As previsões do FMI também indicam uma situação mais delicada na Argentina do que no Brasil. Segundo estimativa do fundo, a pandemia da covid-19 causou um tombo de 4,5% na economia brasileira em 2020 (os dados oficiais só serão divulgados pelo Instituto de Geografia Estatística, o IBGE, em março). Para a Argentina, a perspectiva é de uma queda bem maior: 10,4%.

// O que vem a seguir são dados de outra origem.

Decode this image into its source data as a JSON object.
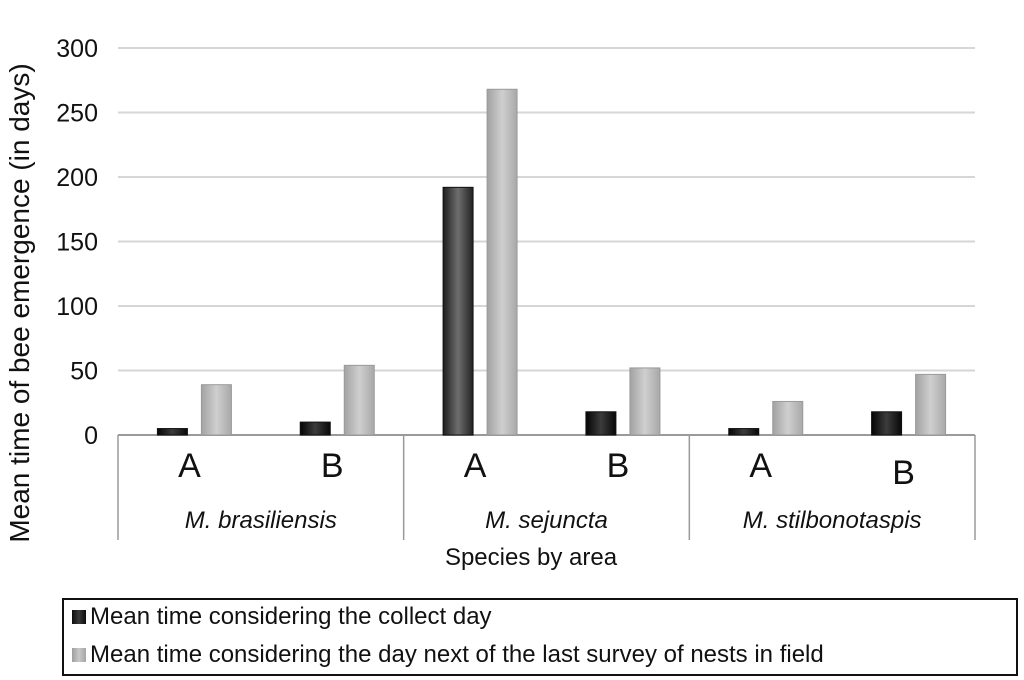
{
  "chart_data": {
    "type": "bar",
    "ylabel": "Mean time of bee emergence (in days)",
    "xlabel": "Species by area",
    "ylim": [
      0,
      300
    ],
    "yticks": [
      0,
      50,
      100,
      150,
      200,
      250,
      300
    ],
    "grid": "horizontal",
    "legend_placement": "bottom",
    "groups": [
      {
        "species": "M. brasiliensis",
        "areas": [
          "A",
          "B"
        ]
      },
      {
        "species": "M. sejuncta",
        "areas": [
          "A",
          "B"
        ]
      },
      {
        "species": "M. stilbonotaspis",
        "areas": [
          "A",
          "B"
        ]
      }
    ],
    "categories": [
      "M. brasiliensis A",
      "M. brasiliensis B",
      "M. sejuncta A",
      "M. sejuncta B",
      "M. stilbonotaspis A",
      "M. stilbonotaspis B"
    ],
    "series": [
      {
        "name": "Mean time considering the collect day",
        "color": "#1a1a1a",
        "values": [
          5,
          10,
          192,
          18,
          5,
          18
        ]
      },
      {
        "name": "Mean time considering the day next of the last survey of nests in field",
        "color": "#b8b8b8",
        "values": [
          39,
          54,
          268,
          52,
          26,
          47
        ]
      }
    ],
    "highlight_color": "#5a5a5a"
  },
  "legend": {
    "item1": "Mean time considering the collect day",
    "item2": "Mean time considering the day next of the last survey of nests in field"
  }
}
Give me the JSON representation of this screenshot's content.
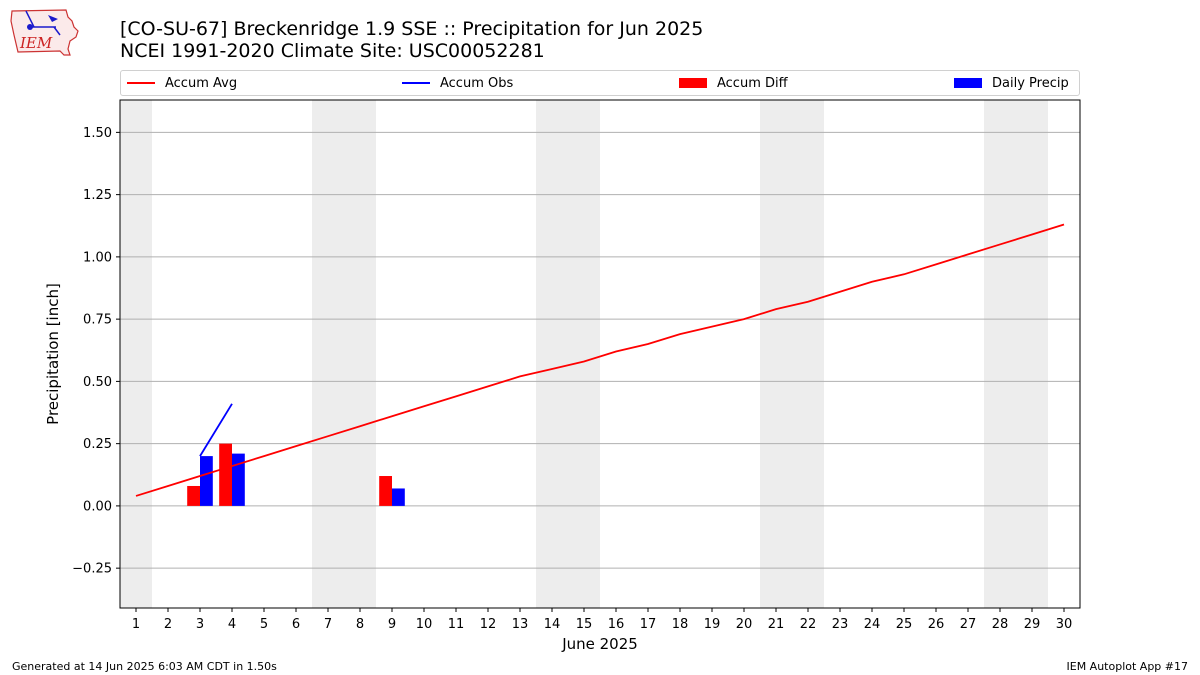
{
  "header": {
    "title_line1": "[CO-SU-67] Breckenridge 1.9 SSE :: Precipitation for Jun 2025",
    "title_line2": "NCEI 1991-2020 Climate Site: USC00052281",
    "logo_text": "IEM"
  },
  "legend": {
    "items": [
      {
        "label": "Accum Avg",
        "color": "#ff0000",
        "kind": "line"
      },
      {
        "label": "Accum Obs",
        "color": "#0000ff",
        "kind": "line"
      },
      {
        "label": "Accum Diff",
        "color": "#ff0000",
        "kind": "bar"
      },
      {
        "label": "Daily Precip",
        "color": "#0000ff",
        "kind": "bar"
      }
    ]
  },
  "footer": {
    "left": "Generated at 14 Jun 2025 6:03 AM CDT in 1.50s",
    "right": "IEM Autoplot App #17"
  },
  "chart_data": {
    "type": "bar",
    "title": "[CO-SU-67] Breckenridge 1.9 SSE :: Precipitation for Jun 2025",
    "subtitle": "NCEI 1991-2020 Climate Site: USC00052281",
    "xlabel": "June 2025",
    "ylabel": "Precipitation [inch]",
    "xlim": [
      0.5,
      30.5
    ],
    "ylim": [
      -0.41,
      1.63
    ],
    "x_ticks": [
      1,
      2,
      3,
      4,
      5,
      6,
      7,
      8,
      9,
      10,
      11,
      12,
      13,
      14,
      15,
      16,
      17,
      18,
      19,
      20,
      21,
      22,
      23,
      24,
      25,
      26,
      27,
      28,
      29,
      30
    ],
    "y_ticks": [
      -0.25,
      0.0,
      0.25,
      0.5,
      0.75,
      1.0,
      1.25,
      1.5
    ],
    "y_tick_labels": [
      "−0.25",
      "0.00",
      "0.25",
      "0.50",
      "0.75",
      "1.00",
      "1.25",
      "1.50"
    ],
    "grid": "horizontal",
    "legend_position": "top",
    "weekend_shading": [
      [
        0.5,
        1.5
      ],
      [
        6.5,
        8.5
      ],
      [
        13.5,
        15.5
      ],
      [
        20.5,
        22.5
      ],
      [
        27.5,
        29.5
      ]
    ],
    "series": [
      {
        "name": "Accum Avg",
        "type": "line",
        "color": "#ff0000",
        "x": [
          1,
          2,
          3,
          4,
          5,
          6,
          7,
          8,
          9,
          10,
          11,
          12,
          13,
          14,
          15,
          16,
          17,
          18,
          19,
          20,
          21,
          22,
          23,
          24,
          25,
          26,
          27,
          28,
          29,
          30
        ],
        "values": [
          0.04,
          0.08,
          0.12,
          0.16,
          0.2,
          0.24,
          0.28,
          0.32,
          0.36,
          0.4,
          0.44,
          0.48,
          0.52,
          0.55,
          0.58,
          0.62,
          0.65,
          0.69,
          0.72,
          0.75,
          0.79,
          0.82,
          0.86,
          0.9,
          0.93,
          0.97,
          1.01,
          1.05,
          1.09,
          1.13
        ]
      },
      {
        "name": "Accum Obs",
        "type": "line",
        "color": "#0000ff",
        "x": [
          3,
          4
        ],
        "values": [
          0.2,
          0.41
        ]
      },
      {
        "name": "Accum Diff",
        "type": "bar",
        "color": "#ff0000",
        "x": [
          3,
          4,
          9
        ],
        "values": [
          0.08,
          0.25,
          0.12
        ]
      },
      {
        "name": "Daily Precip",
        "type": "bar",
        "color": "#0000ff",
        "x": [
          3,
          4,
          9
        ],
        "values": [
          0.2,
          0.21,
          0.07
        ]
      }
    ]
  }
}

“O quadro na Argentina é o de um país sem reservas cambiais, enquanto a nossa cresceu, e não caiu. É um quadro de um país que tem déficits fiscais brutais e acumulou uma dívida externa, principalmente no final do governo Macri, com US$ 51 bilhões para a Argentina do FMI. Isso é um país quebrado. Que não tem recurso sequer para gerenciar o valor do dólar, um déficit fiscal brutal de 106%”, comentou em janeiro o economista Leonardo Trevisan, professor de Relações Internacionais da ESPM SP, em entrevista ao InvestNews.
“Esses são dados de um país economicamente quebrado. Macroeconomicamente e microeconomicamente. Não é caso do Brasil”, comparou Trevisan.
As notas dos países
A situação dos dois países é refletida nas notas das agências internacionais de classificação de risco. Os chamados ratings servem para indicar aos investidores quais são os riscos de investir naquele mercado. E, considerando as avaliações das principais agências, a situação da Argentina é mais preocupante que a do Brasil.
A Standard&Poor’s (S&P), por exemplo, atribui nota CCC+ para a Argentina, na categoria de especulação com alto risco de inadimplência. No último relatório, de setembro de 2020, a agência citou “alta inflação, baixo crescimento, grandes desequilíbrios fiscais estruturais, altas necessidades de financiamento e pressão contínua nos mercados de câmbio estrangeiro”.
Já outra agência, a Fitch atribui nota CCC, na mesma categoria, citando em relatório do mesmo mês “os desafios profundos de liquidez e sustentabilidade da dívida”. A terceira das principais agências, a Moody’s, atribui nota Ca à Argentina, também na categoria de alto risco.
Para o Brasil, a S&P e a Fitch atribuem notas BB- e a Moody’s, Baa2 – ainda classificado como especulação, mas em uma categoria acima da Argentina. As agências citam os desafios fiscais no Brasil. Em relatório de novembro, a Fitch mencionou “a severa deterioração do déficit fiscal do Brasil e da carga da dívida pública durante 2020”. Em dezembro, a S&P avaliou que a agenda de reformas fiscais no país tem evoluído de maneira lenta.